The Assembly Hall (a.k.a. the worst acoustics evar)
Fittingly, my destination was a devotional held by LDS Business College where Tad R. Callister, Sunday School general president, would be speaking on the infinite power of the Atonement. Brother Callister is the author of The Infinite Atonement, a book that I have heard and assume is amazing, but I still have not read yet. (Sorry!)

In his address, Brother Callister said, "Some people have innocently, but incorrectly, placed limits on the Savior's redemptive powers. They have converted His infinite Atonement to a finite one that somehow falls short of their particular sin.

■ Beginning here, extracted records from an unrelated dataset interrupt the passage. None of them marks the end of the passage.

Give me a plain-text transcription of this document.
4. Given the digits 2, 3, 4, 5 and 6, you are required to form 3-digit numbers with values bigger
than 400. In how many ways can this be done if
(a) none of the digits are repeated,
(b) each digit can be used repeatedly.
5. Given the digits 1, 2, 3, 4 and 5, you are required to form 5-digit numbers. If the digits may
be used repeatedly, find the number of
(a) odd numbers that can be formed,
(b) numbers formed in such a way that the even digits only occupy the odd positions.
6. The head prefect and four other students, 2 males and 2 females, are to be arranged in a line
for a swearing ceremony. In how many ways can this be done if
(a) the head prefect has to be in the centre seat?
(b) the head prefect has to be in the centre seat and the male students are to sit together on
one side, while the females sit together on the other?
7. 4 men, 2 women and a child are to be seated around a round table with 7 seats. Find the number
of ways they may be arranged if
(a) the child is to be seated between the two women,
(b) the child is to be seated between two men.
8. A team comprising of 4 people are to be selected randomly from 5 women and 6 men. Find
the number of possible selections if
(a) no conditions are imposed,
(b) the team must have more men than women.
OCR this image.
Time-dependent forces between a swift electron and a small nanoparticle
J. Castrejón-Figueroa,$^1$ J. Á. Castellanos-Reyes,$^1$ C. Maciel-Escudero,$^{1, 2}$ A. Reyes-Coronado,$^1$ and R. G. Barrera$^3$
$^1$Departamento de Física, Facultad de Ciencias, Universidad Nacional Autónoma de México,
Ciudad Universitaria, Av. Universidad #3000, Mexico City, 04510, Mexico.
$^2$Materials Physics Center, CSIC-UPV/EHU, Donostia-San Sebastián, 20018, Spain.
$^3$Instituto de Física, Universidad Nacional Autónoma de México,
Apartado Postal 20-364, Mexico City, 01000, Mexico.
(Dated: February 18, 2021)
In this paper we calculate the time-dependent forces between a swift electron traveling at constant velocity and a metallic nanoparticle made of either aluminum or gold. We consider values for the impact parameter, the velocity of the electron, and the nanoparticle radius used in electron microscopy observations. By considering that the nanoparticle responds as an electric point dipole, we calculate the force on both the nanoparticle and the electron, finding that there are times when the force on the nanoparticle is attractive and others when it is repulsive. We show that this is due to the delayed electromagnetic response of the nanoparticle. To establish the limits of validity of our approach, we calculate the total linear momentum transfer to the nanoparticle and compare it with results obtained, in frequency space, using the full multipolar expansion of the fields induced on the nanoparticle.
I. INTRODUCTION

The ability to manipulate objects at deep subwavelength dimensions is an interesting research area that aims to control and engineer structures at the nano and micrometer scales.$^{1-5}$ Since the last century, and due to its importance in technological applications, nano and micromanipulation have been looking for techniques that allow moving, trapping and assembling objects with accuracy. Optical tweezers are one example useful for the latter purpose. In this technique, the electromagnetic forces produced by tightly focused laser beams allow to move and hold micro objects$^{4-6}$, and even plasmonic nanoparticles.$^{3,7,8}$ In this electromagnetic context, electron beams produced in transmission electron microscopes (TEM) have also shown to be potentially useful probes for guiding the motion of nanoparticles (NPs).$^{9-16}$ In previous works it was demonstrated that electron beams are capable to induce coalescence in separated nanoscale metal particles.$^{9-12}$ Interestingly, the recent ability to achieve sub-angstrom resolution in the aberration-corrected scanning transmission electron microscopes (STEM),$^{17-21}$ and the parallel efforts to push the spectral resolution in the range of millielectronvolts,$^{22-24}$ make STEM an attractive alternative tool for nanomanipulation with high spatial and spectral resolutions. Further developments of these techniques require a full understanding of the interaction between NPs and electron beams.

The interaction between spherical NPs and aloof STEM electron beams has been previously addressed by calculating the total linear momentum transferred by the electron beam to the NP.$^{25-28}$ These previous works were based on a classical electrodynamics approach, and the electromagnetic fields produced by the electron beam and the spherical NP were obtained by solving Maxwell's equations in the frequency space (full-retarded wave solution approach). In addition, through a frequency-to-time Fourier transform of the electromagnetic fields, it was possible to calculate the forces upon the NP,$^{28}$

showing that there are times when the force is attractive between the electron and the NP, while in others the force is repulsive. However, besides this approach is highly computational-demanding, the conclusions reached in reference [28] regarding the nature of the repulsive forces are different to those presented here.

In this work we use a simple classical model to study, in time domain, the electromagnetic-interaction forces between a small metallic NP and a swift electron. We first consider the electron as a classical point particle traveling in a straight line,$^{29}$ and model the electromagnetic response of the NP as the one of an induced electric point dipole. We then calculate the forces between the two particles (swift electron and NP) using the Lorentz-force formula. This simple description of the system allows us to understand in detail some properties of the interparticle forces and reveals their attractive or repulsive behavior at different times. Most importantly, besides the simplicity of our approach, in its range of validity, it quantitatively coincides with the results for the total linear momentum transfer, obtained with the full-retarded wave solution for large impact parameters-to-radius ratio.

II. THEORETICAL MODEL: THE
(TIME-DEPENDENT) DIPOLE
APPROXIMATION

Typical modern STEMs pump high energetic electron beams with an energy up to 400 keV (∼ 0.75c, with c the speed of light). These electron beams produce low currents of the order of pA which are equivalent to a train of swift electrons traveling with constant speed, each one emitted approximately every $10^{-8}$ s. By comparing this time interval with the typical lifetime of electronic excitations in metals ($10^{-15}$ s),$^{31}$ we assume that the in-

But it is an infinite Atonement because it encompasses and circumscribes every sin, every weakness, every addiction, every wrong and every finite frailty of man."

He continues, "Once we have repented or emerged from the waters of baptism, there is no black mark on our right ankle that reads, '2010 mistake,' no stain behind our left ear that says, '2015 transgression.' There is no such thing as a spotted or creme-colored repenter in God's kingdom. Rather it is as Isaiah said, 'Though your sins be as scarlet, they shall be as white as snow' (Isaiah 1:18), or as Moroni said of repentance, 'Ye become holy, without spot.' That is the miracle and the gift of the Atonement of Jesus Christ."

"Whatever our status in life, we can be comforted by the truth that God will ultimately judge us by what we become, not by what we were. ... That is the truth taught by Paul the apostle: 'Therefore if any man be in Christ (meaning he repents) he is a new creature: old things are passed away; behold, all things are become new' (2 Cor. 5:17). For the repentant, the guilt will pass away, because with perfect honesty he can say, 'I am not the man who committed that sin. I am a new creature in Jesus Christ.' In summary, as our faith in Jesus Christ increases and our hearts change, we become new creatures in Christ, we are born again and our guilt is taken from us."

I carried the pansy from the train to a flowerbed on the corner of Temple Square where I set it down on the edge of the cement flower box. As pretty as my pansy was, I would never be able to clean it, re-plant it and give it new life. So I left it to die like the heartless jerk that I am.

As for me, I left the Assembly Hall reminded of something I forget often. God hasn't given up hope for me. He never will. I shouldn't either. Because of Christ's Atonement, I can have the hope that God's grace can bring. I can over come my sins, my weaknesses and my shortcomings, only Because He Lives.

I am not a flower.

I am a person, a woman, a daughter of God.